17. Pour décider de ne pas accorder à M. A... un délai de départ volontaire, le préfet s'est fondé sur le 3° de l'article L. 612-2 du code de l'entrée et du séjour des étrangers et du droit d'asile en relevant uniquement que M. A... ne justifiait d'aucune circonstance particulière. A défaut toutefois d'avoir précisé le cas dans lequel M. A... se trouvait pour estimer que le risque de soustraction était établi, le préfet a insuffisamment motivé en droit et en fait sa décision. M. A... est dès lors fondé, sans qu'il soit besoin d'examiner les autres moyens soulevés, à en demander l'annulation ainsi que celle, par voie de conséquence, de l'interdiction de retour édictée à son encontre.

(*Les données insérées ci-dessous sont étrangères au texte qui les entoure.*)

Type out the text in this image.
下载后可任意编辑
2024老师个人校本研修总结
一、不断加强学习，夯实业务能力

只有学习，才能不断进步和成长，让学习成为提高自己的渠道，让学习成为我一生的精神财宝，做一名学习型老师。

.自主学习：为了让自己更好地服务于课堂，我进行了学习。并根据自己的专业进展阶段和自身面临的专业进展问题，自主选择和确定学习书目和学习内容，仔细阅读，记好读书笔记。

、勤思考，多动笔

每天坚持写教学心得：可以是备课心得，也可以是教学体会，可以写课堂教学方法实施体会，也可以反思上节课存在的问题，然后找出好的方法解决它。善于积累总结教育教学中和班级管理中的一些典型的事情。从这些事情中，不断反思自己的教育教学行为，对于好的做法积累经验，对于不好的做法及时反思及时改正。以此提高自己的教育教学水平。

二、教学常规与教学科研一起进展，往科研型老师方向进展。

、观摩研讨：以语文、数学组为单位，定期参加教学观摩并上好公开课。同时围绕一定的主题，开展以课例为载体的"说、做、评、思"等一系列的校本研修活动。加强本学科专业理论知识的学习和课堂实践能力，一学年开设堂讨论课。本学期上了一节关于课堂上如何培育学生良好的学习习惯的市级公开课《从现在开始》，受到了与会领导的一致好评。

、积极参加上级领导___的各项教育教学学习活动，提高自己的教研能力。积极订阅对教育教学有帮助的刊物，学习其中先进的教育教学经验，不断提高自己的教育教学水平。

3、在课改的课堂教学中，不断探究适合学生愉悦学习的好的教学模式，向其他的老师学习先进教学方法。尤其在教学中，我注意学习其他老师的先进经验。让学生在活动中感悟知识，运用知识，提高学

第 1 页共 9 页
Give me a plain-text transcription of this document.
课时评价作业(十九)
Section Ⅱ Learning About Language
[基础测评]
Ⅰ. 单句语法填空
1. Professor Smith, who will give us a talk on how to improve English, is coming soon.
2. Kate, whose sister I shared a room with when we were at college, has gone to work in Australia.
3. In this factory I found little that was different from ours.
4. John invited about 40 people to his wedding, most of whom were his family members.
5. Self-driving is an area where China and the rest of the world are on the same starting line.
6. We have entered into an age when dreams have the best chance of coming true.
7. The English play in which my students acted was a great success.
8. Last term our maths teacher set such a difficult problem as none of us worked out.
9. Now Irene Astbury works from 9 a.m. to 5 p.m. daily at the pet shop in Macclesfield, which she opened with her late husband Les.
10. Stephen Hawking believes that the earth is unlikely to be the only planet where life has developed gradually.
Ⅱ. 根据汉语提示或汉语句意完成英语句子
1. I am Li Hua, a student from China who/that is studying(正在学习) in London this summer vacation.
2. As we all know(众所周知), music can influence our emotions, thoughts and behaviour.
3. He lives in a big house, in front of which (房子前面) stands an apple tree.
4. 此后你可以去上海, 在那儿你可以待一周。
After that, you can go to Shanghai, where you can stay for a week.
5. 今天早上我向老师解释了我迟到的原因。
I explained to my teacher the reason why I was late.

Sur les conclusions aux fins d'injonction et d'astreinte :
18. L'annulation de la seule décision du préfet de ne pas accorder à M. A... un délai de départ volontaire et de l'interdiction de retour n'implique aucunement qu'il soit enjoint au préfet de délivrer un titre de séjour mais seulement qu'il procède dans le délai de deux mois à compter de la notification du présent arrêt à un nouvel examen de la situation de M. A.... Il n'y a pas lieu d'assortir cette injonction d'une astreinte.
D É C I D E :
Article 1er : L'arrêté du préfet du Val-d'Oise du 3 janvier 2023 est annulé en tant qu'il n'a pas accordé à M. A... un délai de départ volontaire et en tant qu'il a édicté à l'encontre de M. A... une interdiction de retour sur le territoire français d'une durée d'un an.
Article 2 : Il est enjoint au préfet du Val-d'Oise de procéder, dans le délai de deux mois à compter de la notification du présent arrêt, à un nouvel examen de la situation de M. A....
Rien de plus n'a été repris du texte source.